Shell Script Conventions

#!/bin/bash
# Use strict error handling
set -e
set -u
set -o pipefail

# Use meaningful variable names
readonly SCRIPT_DIR="$(cd "$(dirname "${BASH_SOURCE[0]}")" && pwd)"
readonly TEST_DB_PATH=".task-orchestrator/test_tasks.db"

# Function naming
test_basic_functionality() {
    echo "Testing basic functionality..."
    # Implementation
}

cleanup_test_environment() {
    echo "Cleaning up..."
    # Implementation
}

Adding New Features

Feature Development Process

1. Design Phase

# Feature Design Template

## Overview
Brief description of the feature and its purpose.

## Requirements
- Functional requirements
- Non-functional requirements (performance, security, etc.)
- Compatibility requirements

## Design
- API changes
- Database schema changes
- User interface changes

## Implementation Plan
- Task breakdown
- Testing strategy
- Documentation updates

## Risks and Mitigation
- Potential issues
- Backward compatibility concerns
- Performance impact

2. Implementation Guidelines

# 1. Start with tests (TDD approach)
def test_new_feature():
    """Test the new feature before implementing it"""
    pass

# 2. Implement core functionality
def new_feature_implementation():
    """Implement the feature with proper validation"""
    pass

# 3. Add CLI interface
def add_cli_command():
    """Add command-line interface for the feature"""
    pass

# 4. Update documentation
def update_docs():
    """Update all relevant documentation"""
    pass

Example: Adding a New Field

Let's walk through adding a new "estimated_hours" field to tasks:

Step 1: Database Schema Update

# In init_db() method, add to tasks table:
def init_db(self):
    # ... existing code ...
    cursor.execute('''
        CREATE TABLE IF NOT EXISTS tasks (
            -- ... existing fields ...
            estimated_hours INTEGER CHECK(estimated_hours > 0),
            -- ... rest of table ...
        )
    ''')

Step 2: Update TaskManager Methods

def add_task(self, title: str, description: str = "", priority: str = "medium",
             depends_on: List[str] = None, file_refs: List[Dict] = None,
             tags: List[str] = None, estimated_hours: int = None) -> str:
    """Add estimated_hours parameter"""
    
    # Validation
    if estimated_hours is not None and estimated_hours <= 0:
        raise ValidationError("Estimated hours must be positive")
    
    # ... existing code ...
    
    # Insert with new field
    cursor.execute('''
        INSERT INTO tasks (id, title, description, status, priority, assignee,
                          created_at, updated_at, created_by, tags, estimated_hours)
        VALUES (?, ?, ?, ?, ?, ?, ?, ?, ?, ?, ?)
    ''', (task_id, title, description, status, priority, self.agent_id,
          now, now, self.agent_id, json.dumps(tags or []), estimated_hours))

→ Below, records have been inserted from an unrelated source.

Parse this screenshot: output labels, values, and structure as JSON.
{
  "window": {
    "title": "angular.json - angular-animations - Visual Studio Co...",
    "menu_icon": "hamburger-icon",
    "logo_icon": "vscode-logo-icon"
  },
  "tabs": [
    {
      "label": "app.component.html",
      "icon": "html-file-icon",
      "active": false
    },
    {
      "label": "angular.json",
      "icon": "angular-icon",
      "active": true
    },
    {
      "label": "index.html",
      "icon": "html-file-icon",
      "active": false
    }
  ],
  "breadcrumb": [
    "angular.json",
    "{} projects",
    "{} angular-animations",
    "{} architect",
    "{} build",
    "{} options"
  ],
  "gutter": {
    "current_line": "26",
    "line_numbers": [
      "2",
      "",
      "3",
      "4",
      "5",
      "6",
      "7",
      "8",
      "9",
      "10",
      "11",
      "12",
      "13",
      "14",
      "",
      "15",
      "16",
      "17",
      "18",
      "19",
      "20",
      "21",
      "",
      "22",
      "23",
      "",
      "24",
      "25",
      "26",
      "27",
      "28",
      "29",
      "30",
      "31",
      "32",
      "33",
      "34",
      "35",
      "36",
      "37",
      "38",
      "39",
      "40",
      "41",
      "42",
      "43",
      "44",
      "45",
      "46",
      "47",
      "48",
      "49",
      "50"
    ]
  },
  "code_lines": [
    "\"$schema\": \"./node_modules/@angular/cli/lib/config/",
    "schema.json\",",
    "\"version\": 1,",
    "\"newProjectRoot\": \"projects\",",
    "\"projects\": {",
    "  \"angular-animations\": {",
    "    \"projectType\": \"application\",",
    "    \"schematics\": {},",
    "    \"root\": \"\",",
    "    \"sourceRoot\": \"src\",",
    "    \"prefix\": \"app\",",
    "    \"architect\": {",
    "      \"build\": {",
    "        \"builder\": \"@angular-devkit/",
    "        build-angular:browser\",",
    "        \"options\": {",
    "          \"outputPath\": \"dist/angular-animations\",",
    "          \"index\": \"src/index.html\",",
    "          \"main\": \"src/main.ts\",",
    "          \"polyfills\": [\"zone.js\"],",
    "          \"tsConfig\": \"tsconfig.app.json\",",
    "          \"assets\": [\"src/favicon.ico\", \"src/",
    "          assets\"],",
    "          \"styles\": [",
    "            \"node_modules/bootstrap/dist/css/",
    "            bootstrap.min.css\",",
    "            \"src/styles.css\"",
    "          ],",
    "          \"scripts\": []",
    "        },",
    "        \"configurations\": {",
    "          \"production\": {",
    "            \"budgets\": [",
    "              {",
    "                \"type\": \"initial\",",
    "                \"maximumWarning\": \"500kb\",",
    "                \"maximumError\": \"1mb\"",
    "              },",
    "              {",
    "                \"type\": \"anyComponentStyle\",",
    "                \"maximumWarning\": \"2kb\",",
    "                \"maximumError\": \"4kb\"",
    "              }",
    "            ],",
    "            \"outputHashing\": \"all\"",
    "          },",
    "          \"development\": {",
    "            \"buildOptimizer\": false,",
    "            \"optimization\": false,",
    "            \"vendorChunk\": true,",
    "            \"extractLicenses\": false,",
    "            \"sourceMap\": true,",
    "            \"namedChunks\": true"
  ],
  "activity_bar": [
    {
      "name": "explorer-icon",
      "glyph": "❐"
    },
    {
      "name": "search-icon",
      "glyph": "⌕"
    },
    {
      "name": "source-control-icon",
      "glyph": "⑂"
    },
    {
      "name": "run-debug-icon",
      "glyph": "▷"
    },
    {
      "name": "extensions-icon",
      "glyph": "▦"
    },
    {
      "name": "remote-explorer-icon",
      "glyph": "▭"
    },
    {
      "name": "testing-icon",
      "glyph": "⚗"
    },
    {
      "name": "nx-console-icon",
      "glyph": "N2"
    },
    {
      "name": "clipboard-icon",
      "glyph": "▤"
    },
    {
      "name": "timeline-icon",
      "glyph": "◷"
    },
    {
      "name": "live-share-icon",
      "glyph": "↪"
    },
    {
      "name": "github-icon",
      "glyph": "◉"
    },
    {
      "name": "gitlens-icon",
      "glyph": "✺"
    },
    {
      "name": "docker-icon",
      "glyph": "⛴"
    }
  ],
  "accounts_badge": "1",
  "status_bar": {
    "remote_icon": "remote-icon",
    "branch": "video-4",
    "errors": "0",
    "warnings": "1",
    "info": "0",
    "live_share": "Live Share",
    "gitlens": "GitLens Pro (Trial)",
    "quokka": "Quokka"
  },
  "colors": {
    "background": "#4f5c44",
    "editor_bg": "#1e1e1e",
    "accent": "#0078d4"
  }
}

Step 3: Update CLI Interface

# In main() function, add argument:
parser_add.add_argument('--estimated-hours', type=int, 
                       help='Estimated hours to complete task')

# In command handling:
elif args.command == 'add':
    task_id = tm.add_task(
        args.title,
        description=args.description or "",
        priority=args.priority,
        depends_on=args.depends_on,
        file_refs=file_refs if file_refs else None,
        tags=args.tag,
        estimated_hours=args.estimated_hours  # New parameter
    )

Step 4: Add Tests

def test_estimated_hours():
    """Test estimated hours functionality"""
    tm = TaskManager()
    tm.init_db()
    
    # Test valid estimated hours
    task_id = tm.add_task("Test task", estimated_hours=4)
    task = tm.show_task(task_id)
    assert task['estimated_hours'] == 4
    
    # Test invalid estimated hours
    with pytest.raises(ValidationError):
        tm.add_task("Invalid task", estimated_hours=-1)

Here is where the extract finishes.